Second Thoughts On Goldstone?

[Editor’s Note: This post is co-authored by Bob Morrison]

Richard Goldstone is a retired justice of South Africa ‘s Constitutional Court. He is Jewish and a Zionist. So, when this distinguished jurist issued a report commissioned by the UN’s Human Rights Council, it was known that the Goldstone Report would gain worldwide attention. It did. That’s because this September 2009 report condemned both Israel and Hamas for “possible crimes against humanity.”

U.S. financial support of United Nations should be more conditional.

This is the first time a credible figure like Goldstone lent his name to such an explosive allegation. To place Israel on a par with known terrorist groups like Hamas was gravely damaging to the Jewish state. But Justice Goldstone’s reputation for integrity and his attention to detail caused even some Israelis and defenders of Israel ‘s conduct in the Gaza War (2008-09) to have second thoughts.

Now, it seems Justice Goldstone himself is having second thoughts. In a Washington Post column, the South African admits that “if I had known then what I know now, the Goldstone Report would have been a different document.”

Goldstone belatedly acknowledges that Israel has thoroughly investigated some 400 allegations of operational misconduct against the Israeli Defense Forces (IDF). To date, Hamas has investigated nothing. Goldstone points to one terrible incident, in which 29 members of the al-Simouni family of Palestinians were killed in their home because an Israeli commander apparently misread data from a drone.

Now, Justice Goldstone is calling on his sponsor, the UN Human Rights Council, to condemn the recent murders of a young Israeli couple and three of their little children as they slept in their West Bank home. One of the victims in the religious settlement of Itamar, near Nablus , was a baby sleeping on the eve of the Jewish Sabbath. The murders took place last month.

Thus far, the UN Human Rights Council seems not inclined to condemn these West Bank killings of Jews too hastily. That was not the case, of course, when Justice Goldstone issued his earlier report indicting Israel. Then, Human Rights Council members loudly denounced Israel and conveniently forgot about the Goldstone Report’s findings on Hamas.

We should not be too surprised. The UN Human Rights Council counts among its members such friends of humanity as Cuba. The leftist authors of The Black Book of Communism inform us that Cuba’s Castro brothers have killed some 40,000 of their own countrymen. Most recently, Christian dissident Orlando Zapata died following a prison hunger strike. Other members-in-good-standing of this UN body include China (where 60 million died under Chairman Mao), Russia (which has yet to investigate the origins and extent of its Gulag), and Saudi Arabia (where converts to Christianity are beheaded and their corpses crucified, albeit not on crosses since these continue to be banned).

Gaddafi’s Libya was an elected member of the Human Rights Council. His known murder of 270 people aboard PanAm 103 over Lockerbie , Scotland in 1988 was no bar to his regime being elected to the UN’s Human Rights Council.

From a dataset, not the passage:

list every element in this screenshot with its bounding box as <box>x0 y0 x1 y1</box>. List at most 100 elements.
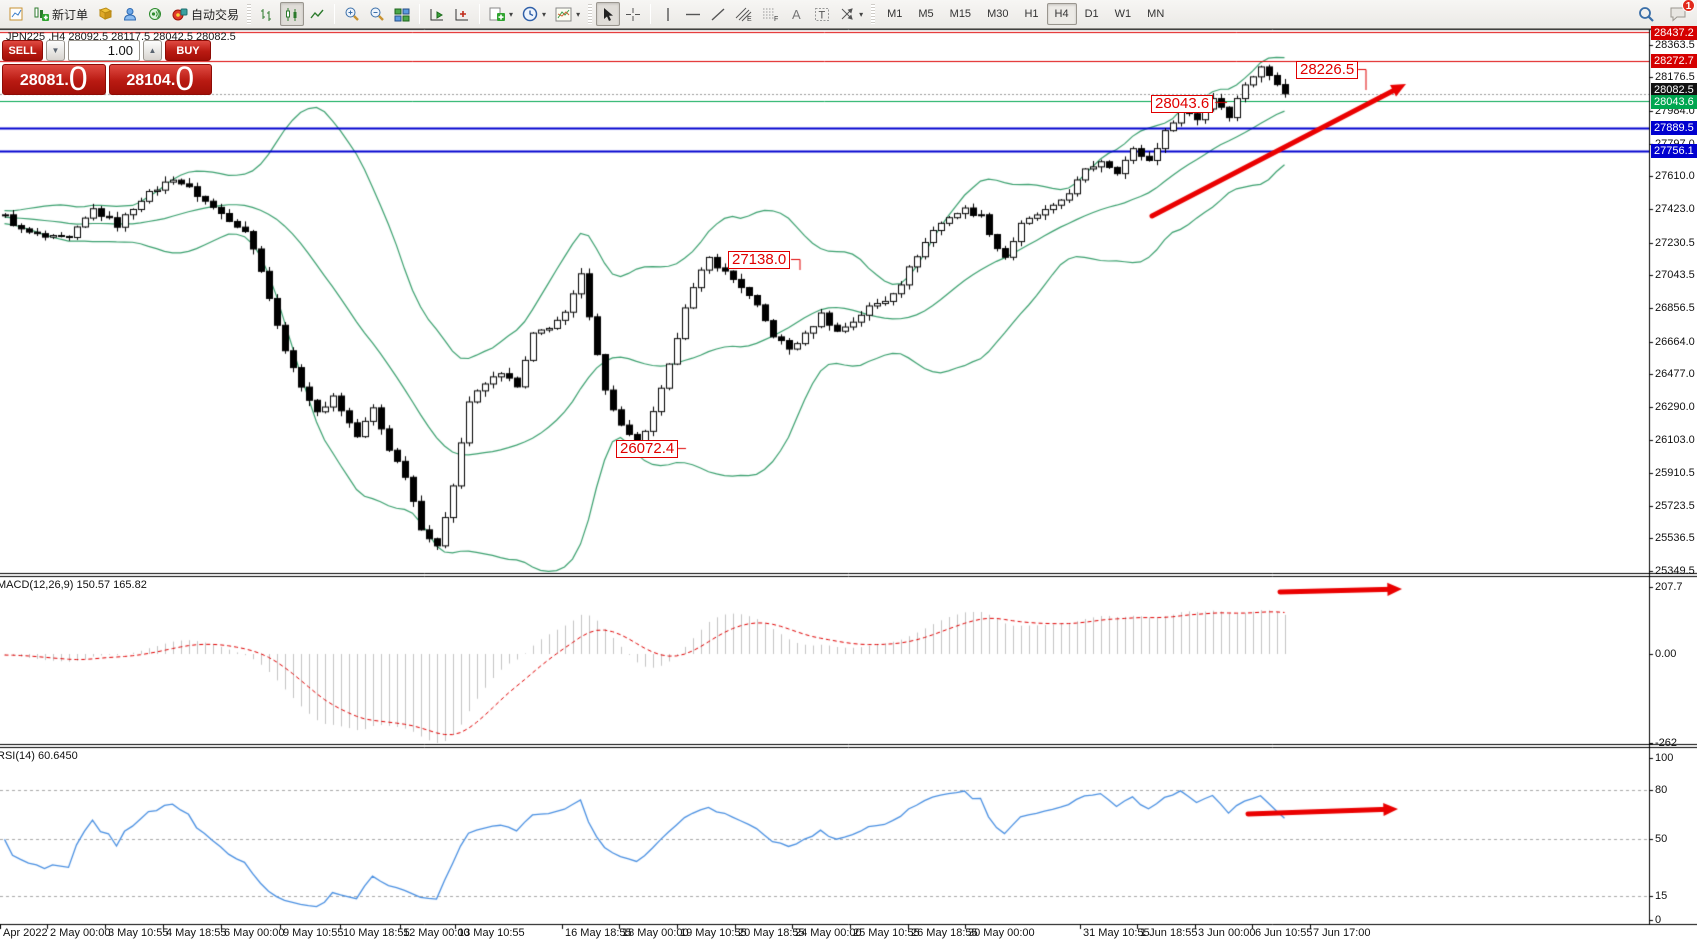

But this state was suspended from the Council on March 1st of this year. That’s when Gaddafi began murdering Muslims, too. We need a major congressional investigation into U.S. taxpayer funding for the UN.

Currently, Americans pay between 22% and 25% of the world body’s budget. U.S. Ambassador Susan Rice–widely expected to succeed the unhappy Hillary Clinton in a second Obama term–was unable to give a precise figure of U.S. financial support to the UN. She relies on a figure of $3.539 billion, while investigative journalist Claudia Rosett reports in Forbes.com that the real figure is closer to $6,347,415,000.

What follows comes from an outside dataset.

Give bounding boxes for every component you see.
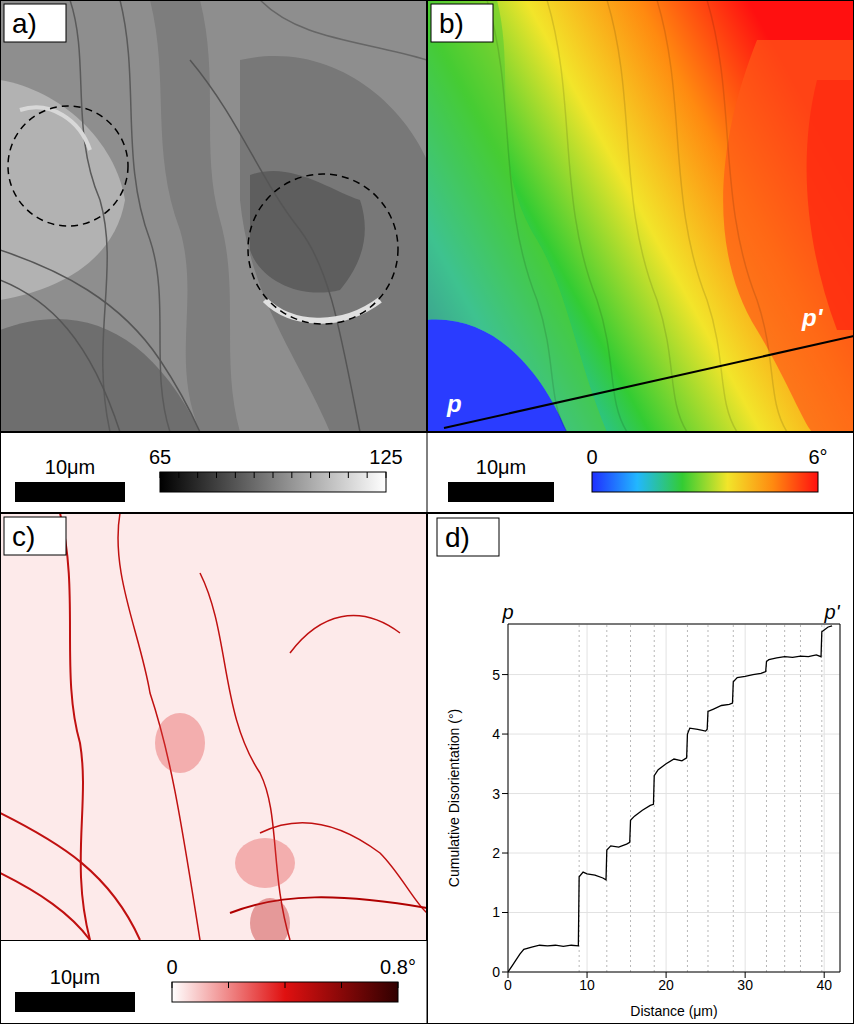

This is a lot of money to shell out to an organization–the UN–that cheers when a once distinguished jurist like Richard Goldstone condemns Israel. The UN regularly puts the worst human rights abusers in the world on its Human Rights Council. It has ignored tens of millions of deaths around the world. And all the while, it advertises itself as a world body for peace.

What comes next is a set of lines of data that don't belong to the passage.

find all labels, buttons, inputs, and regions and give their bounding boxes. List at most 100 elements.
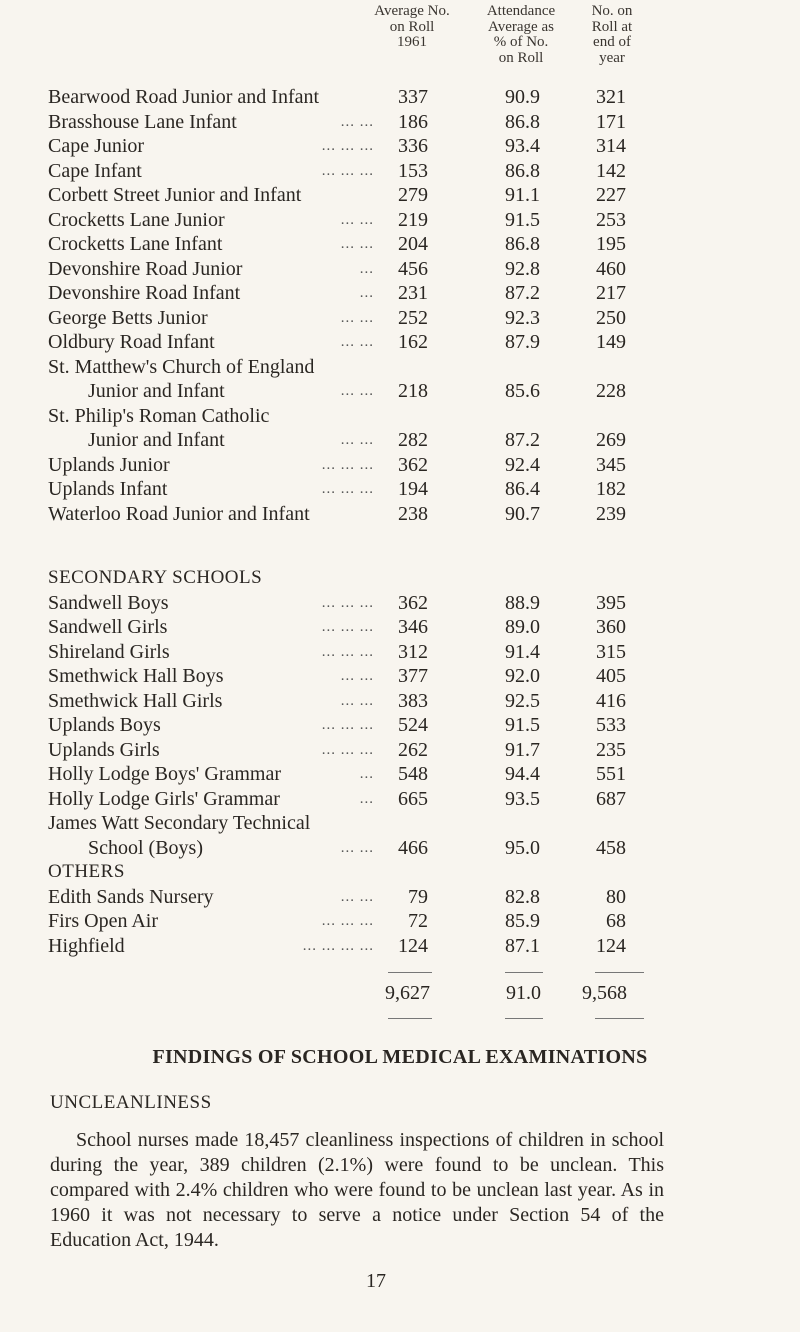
avg-roll-cell: 218 xyxy=(398,380,428,402)
table-row: St. Philip's Roman Catholic xyxy=(0,404,800,429)
dot-leader: ... xyxy=(359,766,374,782)
table-row: Smethwick Hall Girls ... ... 383 92.5 416 xyxy=(0,689,800,714)
school-name-cell: Uplands Junior ... ... ... xyxy=(48,453,374,478)
attendance-cell: 92.4 xyxy=(505,453,540,476)
school-name-cell: Smethwick Hall Girls ... ... xyxy=(48,689,374,714)
table-row: Oldbury Road Infant ... ... 162 87.9 149 xyxy=(0,330,800,355)
end-roll-cell: 395 xyxy=(596,591,626,614)
table-row: Crocketts Lane Junior ... ... 219 91.5 253 xyxy=(0,208,800,233)
table-row: George Betts Junior ... ... 252 92.3 250 xyxy=(0,306,800,331)
school-name: Crocketts Lane Infant xyxy=(48,233,223,255)
school-name: St. Philip's Roman Catholic xyxy=(48,404,270,427)
avg-roll-cell: 312 xyxy=(398,640,428,663)
table-row: Uplands Girls ... ... ... 262 91.7 235 xyxy=(0,738,800,763)
header-line: Average as xyxy=(488,18,554,35)
school-name: Uplands Girls xyxy=(48,738,160,761)
school-name: Corbett Street Junior and Infant xyxy=(48,184,302,206)
end-roll-cell: 458 xyxy=(596,836,626,859)
school-name: Uplands Junior xyxy=(48,453,170,476)
dot-leader: ... ... xyxy=(340,839,374,856)
school-name-cell: James Watt Secondary Technical xyxy=(48,811,374,836)
section-heading: SECONDARY SCHOOLS xyxy=(0,566,800,591)
school-name: Bearwood Road Junior and Infant xyxy=(48,86,320,108)
attendance-cell: 82.8 xyxy=(505,885,540,908)
subheading: UNCLEANLINESS xyxy=(50,1092,212,1113)
end-roll-cell: 314 xyxy=(596,135,626,157)
end-roll-cell: 228 xyxy=(596,380,626,402)
dot-leader: ... ... ... xyxy=(321,913,374,929)
dot-leader: ... ... xyxy=(340,309,374,326)
end-roll-cell: 416 xyxy=(596,689,626,712)
school-name-cell: Oldbury Road Infant ... ... xyxy=(48,330,374,355)
spacer xyxy=(0,526,800,566)
school-name-cell: Junior and Infant ... ... xyxy=(88,428,374,453)
table-row: Junior and Infant ... ... 282 87.2 269 xyxy=(0,428,800,453)
school-name-cell: Brasshouse Lane Infant ... ... xyxy=(48,110,374,135)
end-roll-cell: 68 xyxy=(606,910,626,932)
school-name-cell: Cape Junior ... ... ... xyxy=(48,134,374,159)
school-name-cell: Cape Infant ... ... ... xyxy=(48,159,374,184)
avg-roll-cell: 346 xyxy=(398,616,428,638)
attendance-cell: 91.5 xyxy=(505,208,540,231)
dot-leader: ... ... ... xyxy=(321,717,374,733)
school-name: Sandwell Girls xyxy=(48,616,168,638)
attendance-cell: 93.4 xyxy=(505,135,540,157)
header-line: % of No. xyxy=(493,34,549,50)
end-roll-cell: 321 xyxy=(596,86,626,108)
school-name-cell: Edith Sands Nursery ... ... xyxy=(48,885,374,910)
dot-leader: ... ... xyxy=(340,113,374,130)
school-name: Devonshire Road Junior xyxy=(48,257,243,280)
end-roll-cell: 124 xyxy=(596,934,626,957)
end-roll-cell: 239 xyxy=(596,502,626,525)
school-name-cell: Devonshire Road Junior... xyxy=(48,257,374,282)
school-name: Edith Sands Nursery xyxy=(48,885,214,908)
school-name-cell: Crocketts Lane Junior ... ... xyxy=(48,208,374,233)
end-roll-cell: 171 xyxy=(596,110,626,133)
table-row: Devonshire Road Infant... 231 87.2 217 xyxy=(0,281,800,306)
attendance-cell: 92.5 xyxy=(505,689,540,712)
school-name: Smethwick Hall Girls xyxy=(48,689,223,712)
header-line: No. on xyxy=(591,3,633,19)
avg-roll-cell: 362 xyxy=(398,591,428,614)
school-name: Holly Lodge Boys' Grammar xyxy=(48,763,282,785)
dot-leader: ... xyxy=(359,260,374,277)
school-name-cell: Bearwood Road Junior and Infant xyxy=(48,85,374,110)
avg-roll-cell: 262 xyxy=(398,738,428,761)
table-row: Sandwell Girls ... ... ... 346 89.0 360 xyxy=(0,615,800,640)
table-row: Uplands Boys ... ... ... 524 91.5 533 xyxy=(0,713,800,738)
school-name: School (Boys) xyxy=(88,836,203,859)
attendance-cell: 91.7 xyxy=(505,738,540,761)
end-roll-cell: 80 xyxy=(606,885,626,908)
end-roll-cell: 217 xyxy=(596,282,626,304)
avg-roll-cell: 282 xyxy=(398,429,428,451)
dot-leader: ... ... ... xyxy=(321,619,374,635)
school-name: Junior and Infant xyxy=(88,429,225,451)
avg-roll-cell: 337 xyxy=(398,86,428,108)
header-line: 1961 xyxy=(397,34,427,50)
dot-leader: ... ... xyxy=(340,211,374,228)
attendance-cell: 87.1 xyxy=(505,934,540,957)
school-name-cell: Crocketts Lane Infant ... ... xyxy=(48,232,374,257)
header-line: end of xyxy=(593,34,631,50)
dot-leader: ... ... ... xyxy=(321,162,374,179)
dot-leader: ... ... xyxy=(340,236,374,252)
attendance-cell: 89.0 xyxy=(505,616,540,638)
table-row: School (Boys) ... ... 466 95.0 458 xyxy=(0,836,800,861)
school-name: Cape Infant xyxy=(48,159,142,182)
avg-roll-cell: 72 xyxy=(408,910,428,932)
end-roll-cell: 360 xyxy=(596,616,626,638)
school-name: Uplands Infant xyxy=(48,478,168,500)
school-name-cell: School (Boys) ... ... xyxy=(88,836,374,861)
avg-roll-cell: 362 xyxy=(398,453,428,476)
page-number: 17 xyxy=(366,1270,386,1292)
dot-leader: ... ... ... xyxy=(321,741,374,758)
school-name-cell: Uplands Girls ... ... ... xyxy=(48,738,374,763)
dot-leader: ... ... ... xyxy=(321,594,374,611)
attendance-cell: 92.3 xyxy=(505,306,540,329)
attendance-cell: 86.8 xyxy=(505,233,540,255)
end-roll-cell: 460 xyxy=(596,257,626,280)
divider xyxy=(505,1018,543,1019)
header-line: on Roll xyxy=(389,18,435,35)
table-row: Junior and Infant ... ... 218 85.6 228 xyxy=(0,379,800,404)
dot-leader: ... ... ... xyxy=(321,481,374,497)
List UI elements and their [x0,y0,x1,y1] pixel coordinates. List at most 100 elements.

In response to Richard Goldstone’s mea culpa, and as a matter of simple justice, let’s cut off all U.S. taxpayer support for the UN until its Human Rights Council condemns in the clearest terms the murders of a little Jewish family, sleeping in their home on their Sabbath. If the UN cannot do that, and Richard Goldstone implores them to do it, then we shall know them by their fruits. We can find better uses for our money than to go on helping to build this latter day Tower of Babel.